Your guinea hen is very beautiful. I didn't realize they came in the color purple! Neat video!!
-Cheri
5 years ago
I'd like to try growing soy and nettles, among other crops. Soy for the obvious food value, and nettles for food and fiber. I think the nettles will do just fine here as they are all over in the woods beyond town, but not sure whether the soy will have sufficient hot weather for the beans to fully mature, unless there is a shorter germination-to-harvest type of soy.

Do you have any plans to try growing soy there? We have a pretty short growing season though. June is has overcast skies and possible drizzles until after the 4th of July. But many years we have the benefit of an "Indian Summer through the first half of October.

-Cheri
Reedsport, OR
5 years ago
I've got a question: Does it typically go below freezing sometimes in the winter in your area? If so, how in the heck did the fish survive? Perhaps a deep pond (how deep is "deep"?) and a lowered metabolism due to the cold?

If you get mosquitoes where you are (and who doesn't!), the fish ought to adore the larvae in the water in--what--maybe late spring.
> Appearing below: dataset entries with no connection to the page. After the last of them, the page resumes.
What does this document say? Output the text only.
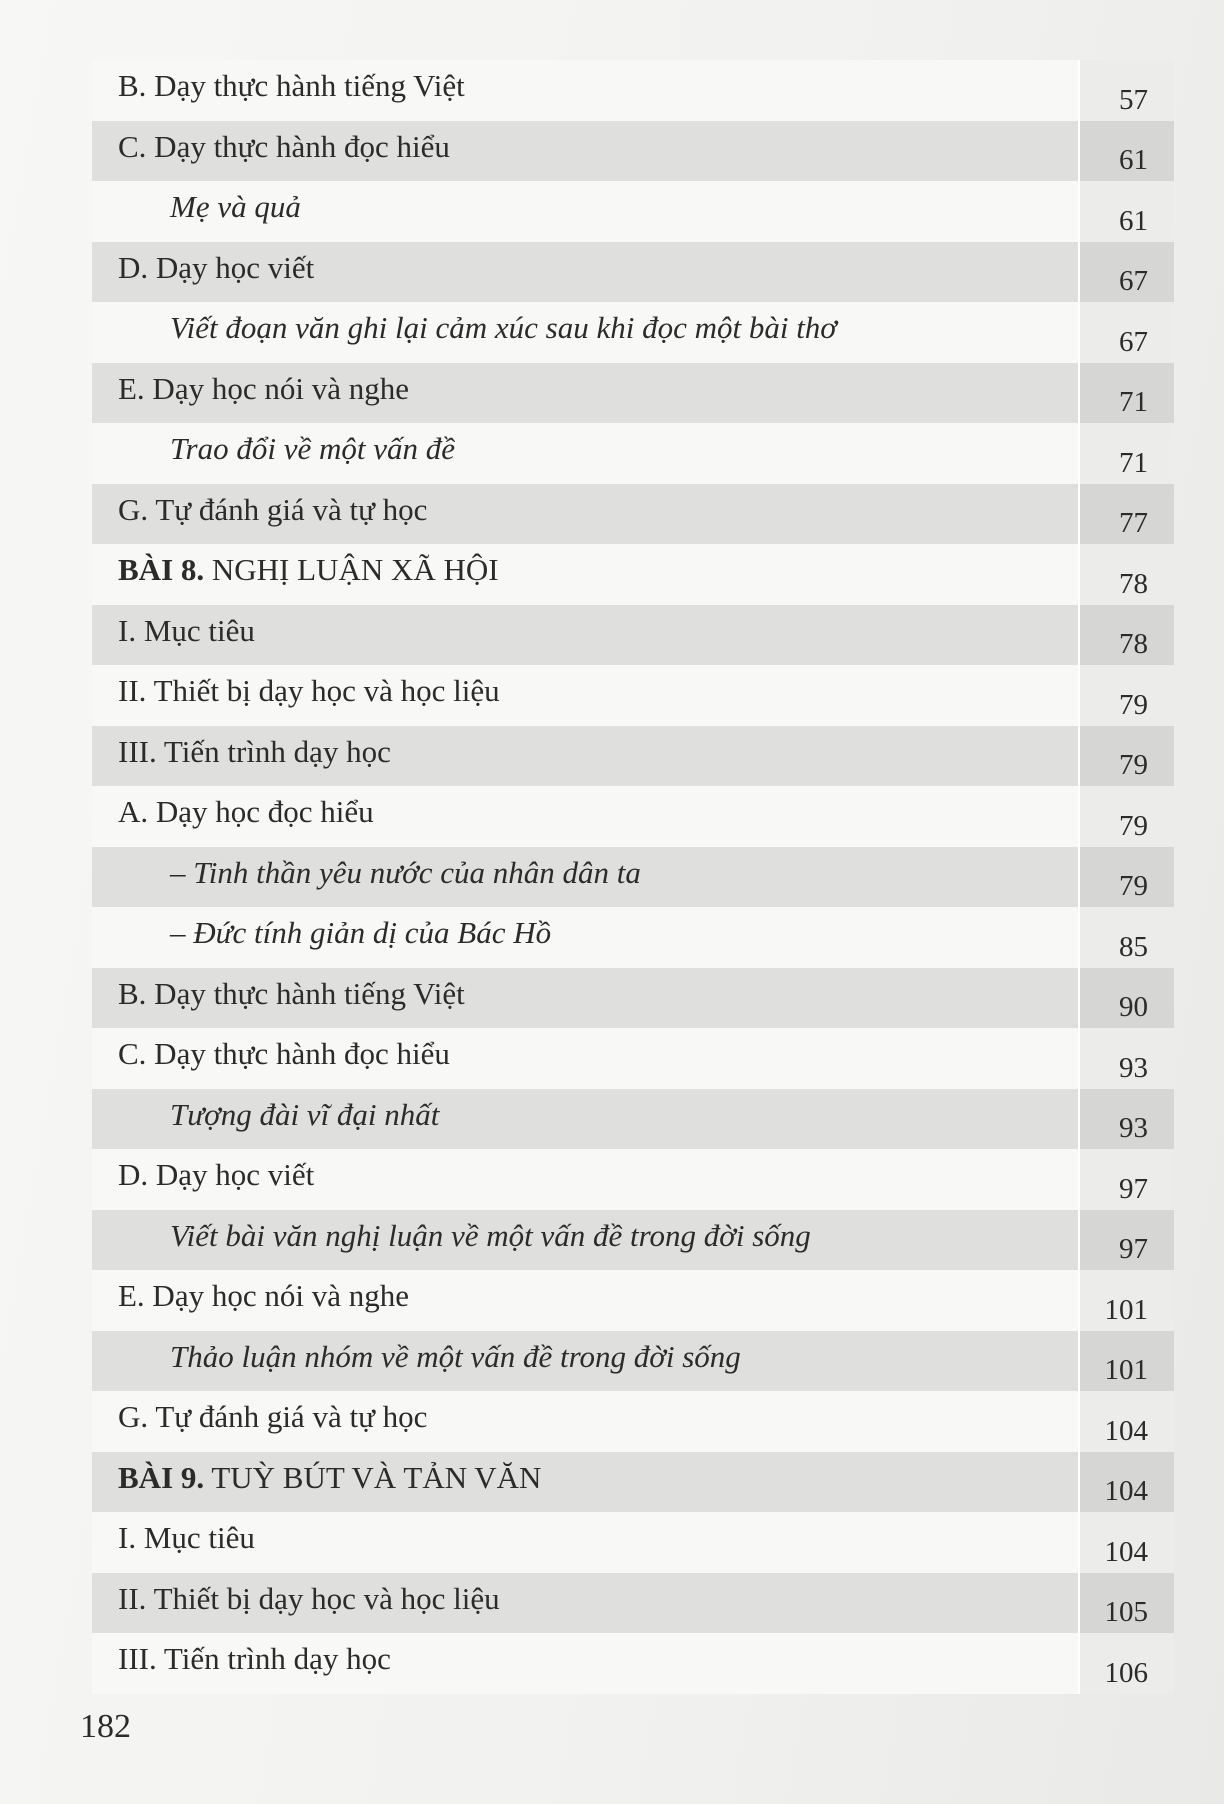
B. Dạy thực hành tiếng Việt	57
C. Dạy thực hành đọc hiểu	61
Mẹ và quả	61
D. Dạy học viết	67
Viết đoạn văn ghi lại cảm xúc sau khi đọc một bài thơ	67
E. Dạy học nói và nghe	71
Trao đổi về một vấn đề	71
G. Tự đánh giá và tự học	77
BÀI 8. NGHỊ LUẬN XÃ HỘI	78
I. Mục tiêu	78
II. Thiết bị dạy học và học liệu	79
III. Tiến trình dạy học	79
A. Dạy học đọc hiểu	79
– Tinh thần yêu nước của nhân dân ta	79
– Đức tính giản dị của Bác Hồ	85
B. Dạy thực hành tiếng Việt	90
C. Dạy thực hành đọc hiểu	93
Tượng đài vĩ đại nhất	93
D. Dạy học viết	97
Viết bài văn nghị luận về một vấn đề trong đời sống	97
E. Dạy học nói và nghe	101
Thảo luận nhóm về một vấn đề trong đời sống	101
G. Tự đánh giá và tự học	104
BÀI 9. TUỲ BÚT VÀ TẢN VĂN	104
I. Mục tiêu	104
II. Thiết bị dạy học và học liệu	105
III. Tiến trình dạy học	106
182
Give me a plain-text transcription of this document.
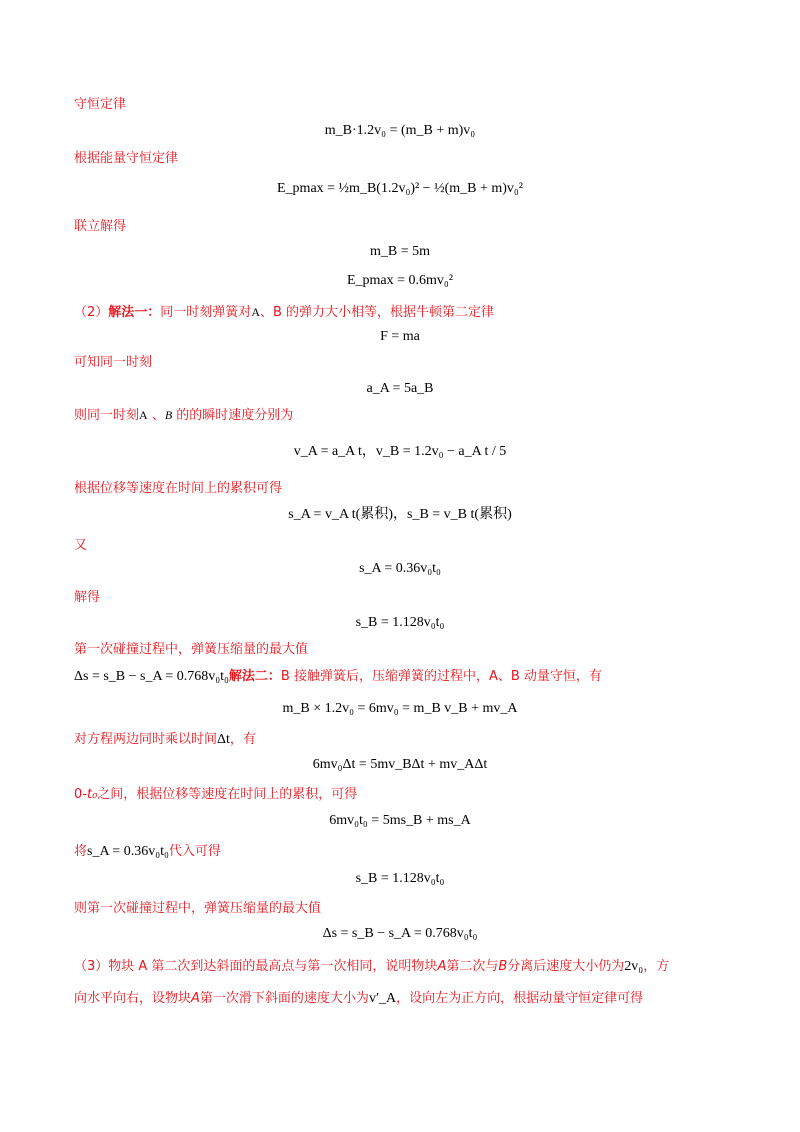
守恒定律
m_B·1.2v₀ = (m_B + m)v₀
根据能量守恒定律
E_pmax = ½m_B(1.2v₀)² − ½(m_B + m)v₀²
联立解得
m_B = 5m
E_pmax = 0.6mv₀²
（2）解法一：同一时刻弹簧对A、B 的弹力大小相等，根据牛顿第二定律
F = ma
可知同一时刻
a_A = 5a_B
则同一时刻A 、B 的的瞬时速度分别为
v_A = a_A t，v_B = 1.2v₀ − a_A t / 5
根据位移等速度在时间上的累积可得
s_A = v_A t(累积)，s_B = v_B t(累积)
又
s_A = 0.36v₀t₀
解得
s_B = 1.128v₀t₀
第一次碰撞过程中，弹簧压缩量的最大值
Δs = s_B − s_A = 0.768v₀t₀解法二：B 接触弹簧后，压缩弹簧的过程中，A、B 动量守恒，有
m_B × 1.2v₀ = 6mv₀ = m_B v_B + mv_A
对方程两边同时乘以时间Δt，有
6mv₀Δt = 5mv_BΔt + mv_AΔt
0-t₀之间，根据位移等速度在时间上的累积，可得
6mv₀t₀ = 5ms_B + ms_A
将s_A = 0.36v₀t₀代入可得
s_B = 1.128v₀t₀
则第一次碰撞过程中，弹簧压缩量的最大值
Δs = s_B − s_A = 0.768v₀t₀
（3）物块 A 第二次到达斜面的最高点与第一次相同，说明物块A第二次与B分离后速度大小仍为2v₀，方
向水平向右，设物块A第一次滑下斜面的速度大小为v′_A，设向左为正方向，根据动量守恒定律可得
Yummy (slurp, belch!).

Bob, please continue to keep the rest of us updated on the ups and downs as you forge ahead. Your posts are fascinating and Iv'e gotta hand it to you---you're actually LIVING permaculture!! It's a shaky plank between dreams and reality--one which many may never cross. You're bouncing along on that plank--or is it dancing along (giggle)? Either way, kudos and thanks for giving some of us who are not that educated in permaculture (yet) or that far along in our hopes, dreams and plans, a picture window into its world.

-Cheri
Reedsport, Oregon
Heart of the Great Dunes Country
5 years ago
p.s. I just read your post about getting your firewood into the greenhouse to dry it out. Around here (76" of rain annually, give or take an inch), we get a lot of wet firewood because we sort of live "where they make the storms" (on the Southern Oregon coast). If you try to tarp firewood, the wind rips the tarps off, or at least manages to get them billowing and the wood gets wet. Or it sweats under the tarp.

My neighbor informs me that this is a "redneck solution" to the problem but it works for both of us. We placed bricks on top of the woodstove, and while one load of wood is burning, another on top is getting dried out.

This does occasionally make for a bit of excitement when some bark falls off and starts to burn on top of the woodstove (giggle). It isn't a technique that you'd want to have to do all the time, but does tend to save one's bacon when needed.